Besok gue ceritain, Go. Gue jamin lo bakal terkejut
Bilang sekarang bisa gak? Biar gue bisa jelasin ke bonyok juga. Mereka marah karena gue mukul keturunan Millano.
Membaca pesan itu, membuat Ralph mau tak mau harus menjelaskan. Ralph tak mau sahabatnya mendapat amukan dari kedua orang tuanya karena Ralph sendiri tau bagaimana kerasnya keluarga Zerlasyah.
Gue diminta sama Tuan Mores untuk jadi Bodyguard anaknya.

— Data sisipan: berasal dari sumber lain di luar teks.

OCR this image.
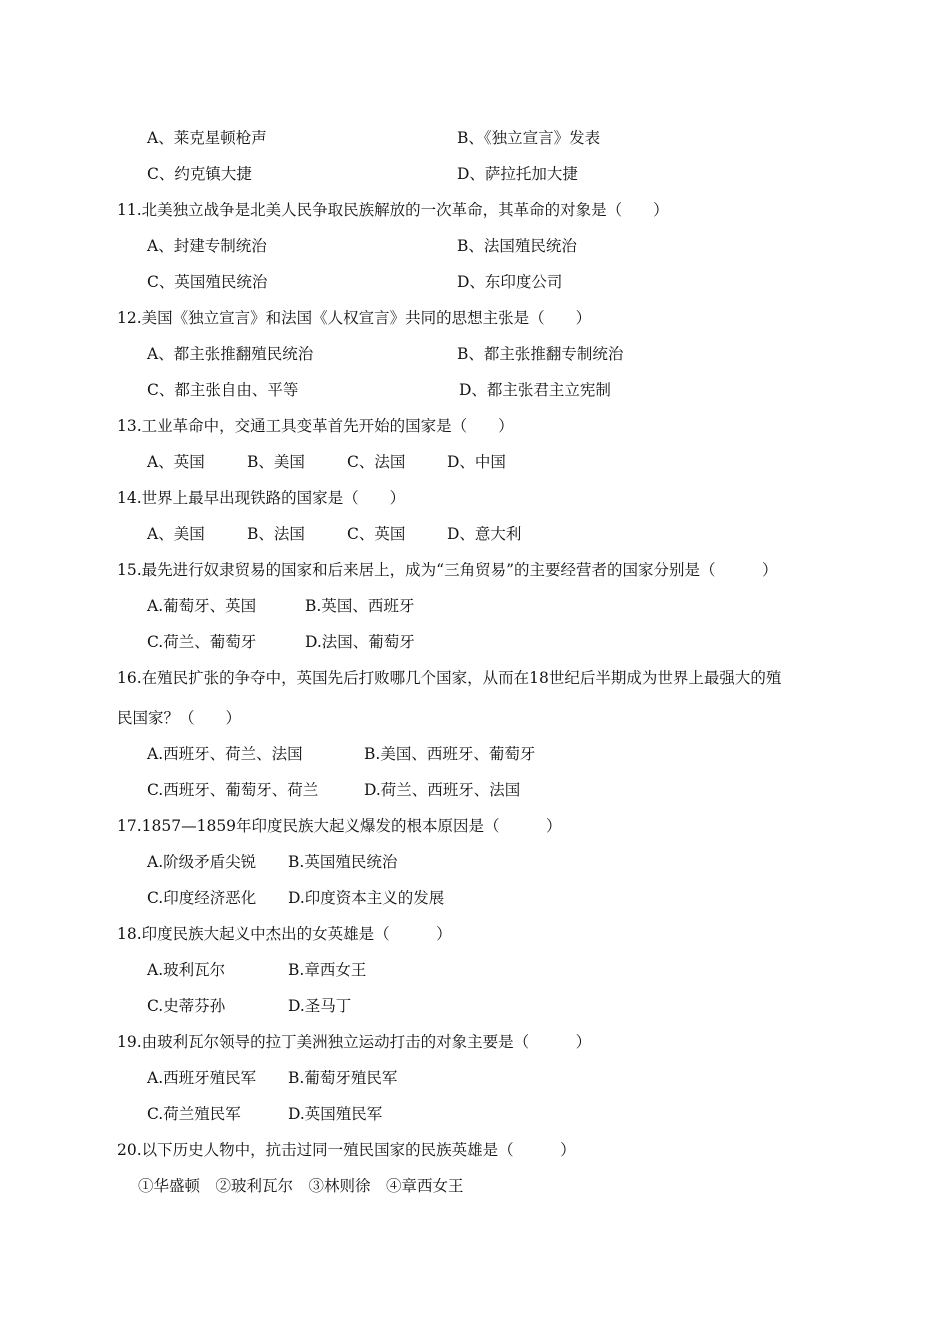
A、莱克星顿枪声	B、《独立宣言》发表
C、约克镇大捷	D、萨拉托加大捷
11.北美独立战争是北美人民争取民族解放的一次革命，其革命的对象是（　　）
A、封建专制统治	B、法国殖民统治
C、英国殖民统治	D、东印度公司
12.美国《独立宣言》和法国《人权宣言》共同的思想主张是（　　）
A、都主张推翻殖民统治	B、都主张推翻专制统治
C、都主张自由、平等	D、都主张君主立宪制
13.工业革命中，交通工具变革首先开始的国家是（　　）
A、英国	B、美国	C、法国	D、中国
14.世界上最早出现铁路的国家是（　　）
A、美国	B、法国	C、英国	D、意大利
15.最先进行奴隶贸易的国家和后来居上，成为“三角贸易”的主要经营者的国家分别是（　　　）
A.葡萄牙、英国	B.英国、西班牙
C.荷兰、葡萄牙	D.法国、葡萄牙
16.在殖民扩张的争夺中，英国先后打败哪几个国家，从而在18世纪后半期成为世界上最强大的殖
民国家？（　　）
A.西班牙、荷兰、法国	B.美国、西班牙、葡萄牙
C.西班牙、葡萄牙、荷兰	D.荷兰、西班牙、法国
17.1857—1859年印度民族大起义爆发的根本原因是（　　　）
A.阶级矛盾尖锐 B.英国殖民统治
C.印度经济恶化 D.印度资本主义的发展
18.印度民族大起义中杰出的女英雄是（　　　）
A.玻利瓦尔	B.章西女王
C.史蒂芬孙	D.圣马丁
19.由玻利瓦尔领导的拉丁美洲独立运动打击的对象主要是（　　　）
A.西班牙殖民军 B.葡萄牙殖民军
C.荷兰殖民军	D.英国殖民军
20.以下历史人物中，抗击过同一殖民国家的民族英雄是（　　　）
①华盛顿　②玻利瓦尔　③林则徐　④章西女王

Entah gue harus seneng apa sedih, tapi akhirnya gue bisa deketin dia lagi
Di sebrang sana, mata Zigo membola setelah membaca pesan yang dikirim sahabatnya. Bahkan ia harus mengucek mata beberapa kali guna membuktikan.
"Kenapa kamu Zigo?" heran Naura saat melihat ekspresi anaknya.
Zigo meletakkan ponselnya kemudian menatap sang Mama dan Papa secara bergantian. Dia takut diamuk karena merugikan sahabatnya.
"Bicara yang benar, jangan bertele-tele!" tegas Seno tajam.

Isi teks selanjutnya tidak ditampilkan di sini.